Recently, I saw a commercial claiming the “New JC Penney.” It suddenly struck me that I had not been in a JC Penny’s store, or a Sears for that matter, in years – many years, in fact. I see companies like JC Penney and Sears as victims of their own circumstances and a reluctance to embrace change. So I decided a little experiment was in order. Besides, I needed to go to the mall anyway.
I rode over the the Penny’s store at the local mall and made my way to the men’s department. I made sure I was causally strolling around and spending enough time looking at pants and shirts to attract the interest of a sales person. Not surprisingly, I found myself alone.
Finally, a sales associate approached and asked what is perhaps the most incorrect question anyone in retail sales might ask – “can I help you?” “Of course,” I thought to myself and answered with what is almost a conditional response – “no thank you, I’m just looking.”

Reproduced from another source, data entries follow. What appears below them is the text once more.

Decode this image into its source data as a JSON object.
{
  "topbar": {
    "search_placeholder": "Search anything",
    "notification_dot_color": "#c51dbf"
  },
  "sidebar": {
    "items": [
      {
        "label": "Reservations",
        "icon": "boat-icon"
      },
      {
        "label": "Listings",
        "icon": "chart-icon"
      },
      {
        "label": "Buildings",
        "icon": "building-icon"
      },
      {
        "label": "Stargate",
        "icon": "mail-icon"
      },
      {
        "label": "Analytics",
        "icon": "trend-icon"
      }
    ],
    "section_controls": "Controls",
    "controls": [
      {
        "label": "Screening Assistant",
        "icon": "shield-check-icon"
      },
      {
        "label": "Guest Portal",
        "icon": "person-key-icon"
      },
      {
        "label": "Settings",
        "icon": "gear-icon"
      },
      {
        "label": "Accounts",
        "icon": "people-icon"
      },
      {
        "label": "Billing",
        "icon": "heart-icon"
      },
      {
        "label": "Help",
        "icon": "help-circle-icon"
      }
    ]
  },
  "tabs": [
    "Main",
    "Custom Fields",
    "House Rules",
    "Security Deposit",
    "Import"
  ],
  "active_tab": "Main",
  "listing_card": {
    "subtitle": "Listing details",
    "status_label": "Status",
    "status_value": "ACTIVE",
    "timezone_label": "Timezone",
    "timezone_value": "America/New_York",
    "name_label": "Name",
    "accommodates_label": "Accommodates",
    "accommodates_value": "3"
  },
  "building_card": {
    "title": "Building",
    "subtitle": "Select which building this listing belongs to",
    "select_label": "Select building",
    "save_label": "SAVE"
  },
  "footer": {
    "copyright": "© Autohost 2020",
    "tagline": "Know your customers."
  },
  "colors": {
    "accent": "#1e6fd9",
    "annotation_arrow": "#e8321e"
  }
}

My curiosity not yet satisfied, I decided to make my way to a different mall and visit Nordstrom’s. Once again, I was browsing in the men’s department looking at pants and shirts. Nordstrom, by contrast, had several sales people readily available and one approached me in almost no time at all.
This time, the sales person had a little different opening. “I see that you are looking at some of our pants. I just wanted to let you know that we also have some really nice shirts on sale that will make a nice outfit.” “Wow,” I thought to myself, “someone who gets it.”

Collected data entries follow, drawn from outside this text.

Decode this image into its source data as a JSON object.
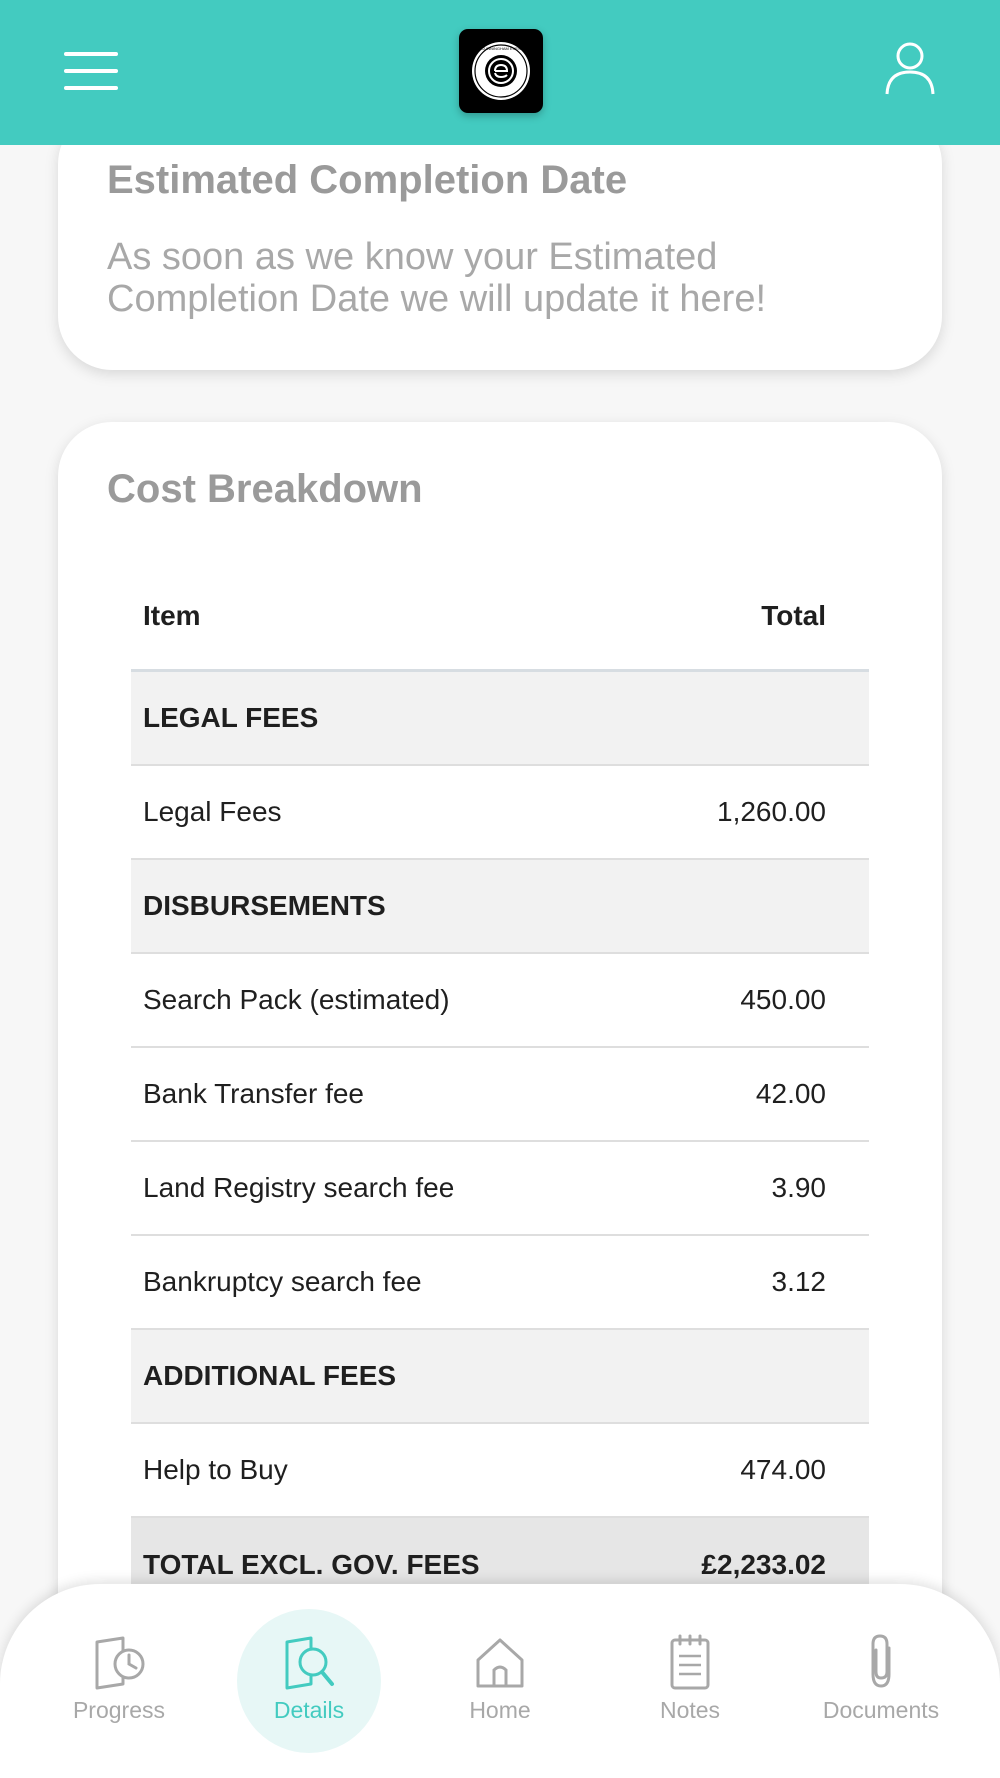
{
  "header": {
    "logo_text": "CUNNINGHAM EVES SOLICITORS"
  },
  "completion": {
    "title": "Estimated Completion Date",
    "message": "As soon as we know your Estimated Completion Date we will update it here!"
  },
  "cost_breakdown": {
    "title": "Cost Breakdown",
    "col_item": "Item",
    "col_total": "Total",
    "rows": [
      {
        "type": "section",
        "label": "LEGAL FEES",
        "value": ""
      },
      {
        "type": "item",
        "label": "Legal Fees",
        "value": "1,260.00"
      },
      {
        "type": "section",
        "label": "DISBURSEMENTS",
        "value": ""
      },
      {
        "type": "item",
        "label": "Search Pack (estimated)",
        "value": "450.00"
      },
      {
        "type": "item",
        "label": "Bank Transfer fee",
        "value": "42.00"
      },
      {
        "type": "item",
        "label": "Land Registry search fee",
        "value": "3.90"
      },
      {
        "type": "item",
        "label": "Bankruptcy search fee",
        "value": "3.12"
      },
      {
        "type": "section",
        "label": "ADDITIONAL FEES",
        "value": ""
      },
      {
        "type": "item",
        "label": "Help to Buy",
        "value": "474.00"
      },
      {
        "type": "total",
        "label": "TOTAL EXCL. GOV. FEES",
        "value": "£2,233.02"
      }
    ]
  },
  "nav": {
    "items": [
      {
        "label": "Progress",
        "icon": "progress-clock-icon"
      },
      {
        "label": "Details",
        "icon": "document-search-icon",
        "active": true
      },
      {
        "label": "Home",
        "icon": "home-icon"
      },
      {
        "label": "Notes",
        "icon": "notes-icon"
      },
      {
        "label": "Documents",
        "icon": "paperclip-icon"
      }
    ]
  },
  "colors": {
    "brand_teal": "#43cbc0",
    "active_tab_bg": "#e7f7f6",
    "muted_text": "#a8a8a8"
  }
}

In many ways, selling high end audio equipment is like visiting a department store. This is particularly true for a brick and mortar store, because both business types essentially wait for customers to come to them. Yes, there are many audio dealers who visit a client’s home. I suspect, those visitations take place after a client has contacted the dealer – whether in person or by phone.
I see the selling process being divided into one of two differing methods. One, a sales person is at a fixed location or building and waits for potential customers. And two, a sales person who identifies potential customers by any available method and visits the customer at their place of business or residence. I see the general scope of retail sales, and by extension the retail marketing of high performance audio products as being in the first category. What I’ve been doing for more than the last thirty years falls into the second. While neither is more wrong or right than the other, manifestly both embrace the selling process, the methodology for proficiency at either one might be different.
Were I to take a poll, I feel confident I would find audiophiles that have had a positive experience when visiting an audio dealer. They would have been impressed with the sales person’s knowledge of the products and the resultant features. They would be appreciative of the fact the the sales person asked a lot of questions and tried to better understand their equipment and needs.
I’m also very confident I would find those that received a less than positive experience at an audio dealership. Like condescending sales people, being ignored and suggesting the components they were considering were probably too expensive. For fun, wear some old, worn out clothes to an audio dealer and spend some time in the most expensive room on display. See how many people rush to your aid to try and sell you that expensive component.
Everything you have, from the socks in your drawer to the home that puts a roof over your head was touched in some way by a sales person. Naturally, this also includes that reference system you are so proud to own. Hopefully, the purchase of that system was a positive experience. What happens, however, if it wasn’t? Are the dealers who enlist a negative experience for the average consumer, especially for customers on a more limited budget, creating the audio version of the experience I had at JC Penny’s?
Audiophiles have a lot to say, it seems, about the state of the dealer network in the USA. Some feel their time has passed and would be content with a direct model from the manufacturer. Some value what a dealer has to offer – both in terms of advice, help setting up components, and working with a customer to assemble the best possible system within a given availability of fiscal resources.
Using the Internet as a source for a buying decision has changed the game in immeasurable ways. I know of a dealer who lost a sale to a local customer to a dealer a thousand miles away. The customer found the other dealer on the Internet. When the customer got the component, he didn’t know how to set it up. So the customer called the manufacturer, who called the local dealer, the same guy who lost the sale in the first place, and asked him to set up the component for the customer since both were local. This local dealer, at a possible risk of loosing the line, told the manufacturer to get the dealer a thousand miles away to come set it up for the customer. “They sold it,” he told the manufacturer, “let them fix the problem.”
What high performance dealers of today need is greater traffic – more customers calling and visiting to inquire about new products, and also a willingness to work with a local supplier for all the common sense reasons that brings. The big question is how to go about enabling that level of customer participation. Maybe the time has come for audio dealers to break with convention and look for ways to reach out to the customer, rather than waiting for the customer to come to them. How to best accomplish that, one might wonder? That, dear reader, is the big question.